Rebecca Burns

Affiliation: The University of Worcester

Rebecca is a practice-based PhD researcher at the University of Worcester, working at the intersection of therapeutic landscapes, creative health, folklore, ritual, and material culture. Her doctoral project, The Oracle of Place, explores how place-based oracle cards might invite renewed attention to familiar local landscapes and help people notice, remember, and speak about ordinary places differently. Rather than treating oracle cards as predictive tools, her research examines them as material-symbolic artefacts that may shape encounters with place through chance, image, interpretation, portability, and repeated use. Rebecca holds an MA in Magic and Occult Science from the University of Exeter, and her broader practice explores everyday enchantment, seasonal ritual, and creative ways of restoring relationship with land, self, and community.

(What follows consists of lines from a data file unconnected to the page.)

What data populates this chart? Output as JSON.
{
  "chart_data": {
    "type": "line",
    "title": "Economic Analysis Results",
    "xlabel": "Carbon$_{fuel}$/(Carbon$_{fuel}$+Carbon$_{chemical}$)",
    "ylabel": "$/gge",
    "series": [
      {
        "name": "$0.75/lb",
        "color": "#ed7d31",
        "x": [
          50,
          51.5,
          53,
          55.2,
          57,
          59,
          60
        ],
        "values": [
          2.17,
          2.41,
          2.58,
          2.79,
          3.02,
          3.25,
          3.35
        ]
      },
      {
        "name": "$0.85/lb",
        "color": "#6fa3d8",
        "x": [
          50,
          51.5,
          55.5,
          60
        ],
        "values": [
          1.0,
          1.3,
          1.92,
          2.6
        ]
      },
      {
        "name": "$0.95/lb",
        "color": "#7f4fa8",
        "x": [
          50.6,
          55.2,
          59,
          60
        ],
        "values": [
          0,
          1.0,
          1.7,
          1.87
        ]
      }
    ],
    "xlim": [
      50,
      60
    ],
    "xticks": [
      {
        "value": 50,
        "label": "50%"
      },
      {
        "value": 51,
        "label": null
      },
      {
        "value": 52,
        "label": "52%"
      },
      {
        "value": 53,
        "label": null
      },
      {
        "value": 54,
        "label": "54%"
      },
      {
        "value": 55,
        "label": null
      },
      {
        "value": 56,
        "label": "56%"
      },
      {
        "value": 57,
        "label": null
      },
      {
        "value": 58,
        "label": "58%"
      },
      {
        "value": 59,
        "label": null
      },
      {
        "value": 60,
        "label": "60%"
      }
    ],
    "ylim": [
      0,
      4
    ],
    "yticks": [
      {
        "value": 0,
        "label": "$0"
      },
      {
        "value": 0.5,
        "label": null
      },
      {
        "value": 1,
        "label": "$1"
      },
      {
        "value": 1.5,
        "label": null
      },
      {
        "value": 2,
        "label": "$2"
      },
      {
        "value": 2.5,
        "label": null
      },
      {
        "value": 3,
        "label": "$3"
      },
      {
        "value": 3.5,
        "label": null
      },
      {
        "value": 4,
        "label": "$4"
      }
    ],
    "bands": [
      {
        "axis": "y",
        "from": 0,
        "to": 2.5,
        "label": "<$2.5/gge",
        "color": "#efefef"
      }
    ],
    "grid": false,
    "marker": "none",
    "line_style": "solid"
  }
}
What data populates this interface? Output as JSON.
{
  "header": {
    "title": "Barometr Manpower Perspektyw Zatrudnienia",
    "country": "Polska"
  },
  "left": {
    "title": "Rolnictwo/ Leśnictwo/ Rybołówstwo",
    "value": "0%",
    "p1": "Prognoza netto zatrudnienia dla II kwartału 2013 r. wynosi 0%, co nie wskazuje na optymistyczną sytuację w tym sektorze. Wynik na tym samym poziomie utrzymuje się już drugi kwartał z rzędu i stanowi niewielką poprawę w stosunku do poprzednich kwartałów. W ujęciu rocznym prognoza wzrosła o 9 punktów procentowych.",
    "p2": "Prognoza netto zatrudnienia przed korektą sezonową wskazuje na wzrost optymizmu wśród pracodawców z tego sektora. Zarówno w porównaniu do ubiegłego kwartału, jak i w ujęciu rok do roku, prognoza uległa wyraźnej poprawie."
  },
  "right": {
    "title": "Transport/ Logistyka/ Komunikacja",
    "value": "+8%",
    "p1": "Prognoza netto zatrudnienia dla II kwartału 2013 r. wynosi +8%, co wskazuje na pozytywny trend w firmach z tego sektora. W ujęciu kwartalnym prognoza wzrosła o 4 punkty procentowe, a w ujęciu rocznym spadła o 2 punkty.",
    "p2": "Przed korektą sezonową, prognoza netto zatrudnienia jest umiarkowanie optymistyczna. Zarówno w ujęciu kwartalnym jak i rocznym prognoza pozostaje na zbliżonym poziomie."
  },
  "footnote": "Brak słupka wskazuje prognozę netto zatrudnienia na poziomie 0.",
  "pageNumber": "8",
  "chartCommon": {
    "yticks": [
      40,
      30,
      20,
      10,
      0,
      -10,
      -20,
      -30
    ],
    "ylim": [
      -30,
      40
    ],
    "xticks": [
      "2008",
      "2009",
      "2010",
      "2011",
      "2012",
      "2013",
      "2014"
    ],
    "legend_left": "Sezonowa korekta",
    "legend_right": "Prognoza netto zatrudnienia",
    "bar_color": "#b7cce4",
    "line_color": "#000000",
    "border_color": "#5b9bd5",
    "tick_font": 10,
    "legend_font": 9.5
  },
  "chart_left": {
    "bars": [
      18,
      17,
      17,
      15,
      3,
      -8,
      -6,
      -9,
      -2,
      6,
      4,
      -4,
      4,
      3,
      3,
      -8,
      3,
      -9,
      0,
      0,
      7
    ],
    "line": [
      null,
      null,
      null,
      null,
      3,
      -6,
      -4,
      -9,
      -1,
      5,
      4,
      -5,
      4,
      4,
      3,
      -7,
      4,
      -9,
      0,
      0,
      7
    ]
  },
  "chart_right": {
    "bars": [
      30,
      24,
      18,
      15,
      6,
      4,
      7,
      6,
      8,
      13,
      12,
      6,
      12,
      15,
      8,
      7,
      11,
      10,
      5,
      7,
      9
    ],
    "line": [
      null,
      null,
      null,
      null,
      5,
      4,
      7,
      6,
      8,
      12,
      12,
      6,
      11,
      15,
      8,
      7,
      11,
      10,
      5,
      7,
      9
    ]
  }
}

Panel: Writing Ourselves into the Land

Talk Title: A Deck of Local Belonging: Oracle Cards and the Therapeutic Potential of Ordinary Places

This paper explores how a place-based oracle deck may act as a creative research tool for inviting renewed attention to familiar local landscapes. Drawing on my practice-based PhD research in a small market town in Herefordshire, the paper considers how oracle cards might mediate the ways people notice, remember, and speak about ordinary places that are often overlooked in favour of scenic, touristic, or officially recognised heritage sites.

Rather than treating oracle cards as predictive tools, I examine them as material-symbolic artefacts whose specific properties, including chance, image, interpretation, portability, and repeated use, may shape encounters with place. I introduce the provisional concept of oracular attention to describe a form of situated noticing shaped by randomness, reflection, and imaginative association.

The paper asks how creative, folkloric, and ritualised methods might help keep local knowledge alive without fixing it into static heritage. In doing so, it considers the oracle deck as a way of connecting to our local places through repeated acts of drawing, noticing, remembering, and returning. It suggests that the therapeutic potential of ordinary places may lie partly in the processes through which they are revisited, reinterpreted, and brought back into meaningful circulation as sites of memory, story, and belonging.